MONTREAL.- The Montreal Museum of Fine Arts presents Peter Doig: No Foreign Lands, the first major exhibition of the artists work since his mid‐career retrospective shown at Tate Britain, London; Musée d'Art Moderne de la Ville de Paris; and Schirn Kunsthalle, Frankfurt in 2008 but also the first exhibition of its kind to be presented in North America. This landmark event is part of an ambitious season of contemporary art exhibitions at the MMFA.
With his oeuvre deeply rooted in a tradition that goes back to Gauguin, Bonnard and Munch, Peter Doig gives us a beautiful, contemplative and mysterious glimpse into the secrets of the painters craft, which finds its true home in a museum of fine art, says MMFAs Director and Chief Curator Nathalie Bondil.
Peter Doig: No Foreign Lands is a co‐production of the MMFA and the National Galleries of Scotland, Edinburgh, where it was on view in the summer and fall of 2013 and met with great critical success. The exhibition will make only one stop in North America, at the MMFA. For the Scottish painter, presenting the exhibition in the two cities that have played a vital role in his life as an artist Edinburgh, where he was born and Montreal, where he spent some of his youth and where he returned to as an adult is deeply meaningful.
To be exhibiting in Montreal, where I have lived, worked and have great fondness for means a lot to me. My time in Quebec as a child during the Expo, through my young teens and then again my 20's in Montreal, were formative years in the development of my paintings. I know the museum's rooms from childhood, so to be exhibiting in them now is a great privilege, said Doig.
Over a career of nearly three decades, Doig has reinvigorated a medium considered by many to have fallen into irrelevance. His inventive style, uncommonly sensuous palette and suggestive imagery have set him apart from many of his contemporaries. A willingness to take up the challenge still posed by the paintings of Gauguin, Matisse, Bonnard, Marsden Hartley and Edward Hopper places Doig in a long line of great colourists, expressive handlers of paint and creators of richly textured worlds.
Peter Doig: No Foreign Lands is the first exhibition devoted to the artists output since he returned to Trinidad in 2000 for an artist residency and then settled there in 2002. The move marked a turning point in his painting. As fellow Scot Robert Louis Stevenson wrote in The Silverado Squatters: There are no foreign lands. It is the traveller only who is foreign.
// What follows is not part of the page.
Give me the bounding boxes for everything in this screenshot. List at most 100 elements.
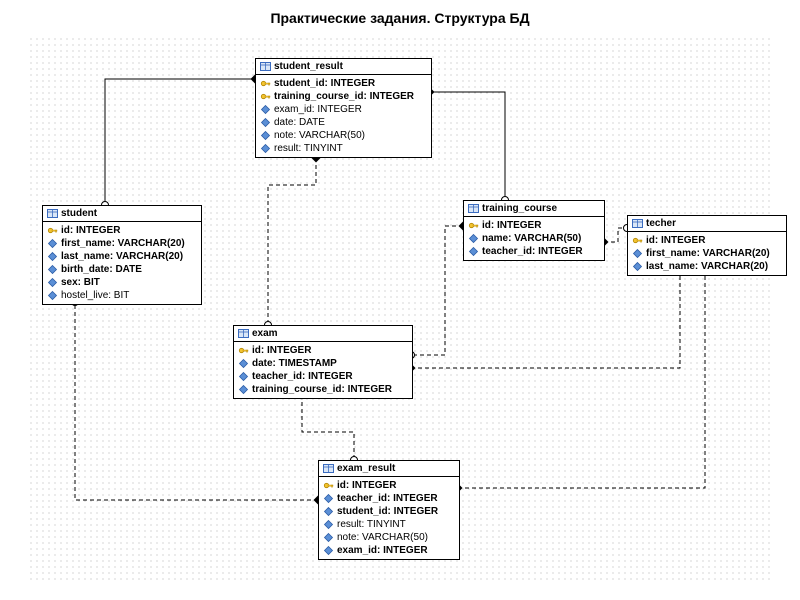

During the period covered by the works in this exhibition, Doig, while based in Trinidad, has also divided his time between London, New York and Düsseldorf. Having left Edinburgh as a small child, his peripatetic life and memories of growing up in Canada, before studying and living in London for 20 years, have given Doig a particularly rich visual knowledge and archive of motifs, which he draws from continually in his work.
Exhibition curator Stéphane Aquin noted: Over the course of his many departures and returns, now dividing his time between Trinidad and New York, Doig has accomplished a long voyage that took him from the souks of Tangiers to abstraction, from a reverie of unexplored inner worlds to the configuration of the debris that history has left in its wake. What paths, one asks oneself, must a painter still take when no land is strange to him?
The exhibition will present over a hundred works executed over the past fourteen years, including forty major paintings. These diverse works, at once austere and monumental, beautiful and spontaneous, are the end result of a series of sketches and adaptations. Doigs highly unusual approach to pictorial composition will be explored by displaying preparatory works and finished paintings side by side. This original presentation will also include studies, personal documents and an extensive selection of film club posters and explore the artists use of recurrent images.
Few exhibition spaces are as well suited to display the oeuvre of Peter Doig as the great classical galleries of the Michal and Renata Hornstein Pavilion. These galleries, dating from 1912, were designed for salon painting characteristic of the late‐nineteenth and early‐twentieth centuries, a period in painting that Doig acknowledges as an influence. His work follows in the great tradition of artists that include Bonnard, Matisse, Gauguin and Munch, but also of James Wilson Morrice and Tom Thomson, Canadian painters he admires, and of Wifredo Lam and Armando Reverón, the celebrated Cuban and Venezuelan artists. If there exists a legitimate successor to these great masters, Doig is widely held to be the one.
The exhibition unfolds like a voyage, a descent into the secrets of Doigs creative process and into the imagination that inhabits his canvases and makes them so evocative. From one gallery to the next, visitors will discover Doigs world of painting and how he explores its expressive potential, narrative power and its history with consummate virtuosity. Scenes from everyday life, tropical landscapes, visions of ghostly beings, solitary figures, boats, forests, walls for Doig, all subjects are opportunities to commit himself fully to the act of painting. At times, he can take years to complete a canvas, and he often returns to the same subject. The exhibition features a number of pairs of works, paintings that share a similar motif but were not conceived of in series. These pairings, brought together in many instances for the first time, testify to the artists sense of obsession and inventiveness.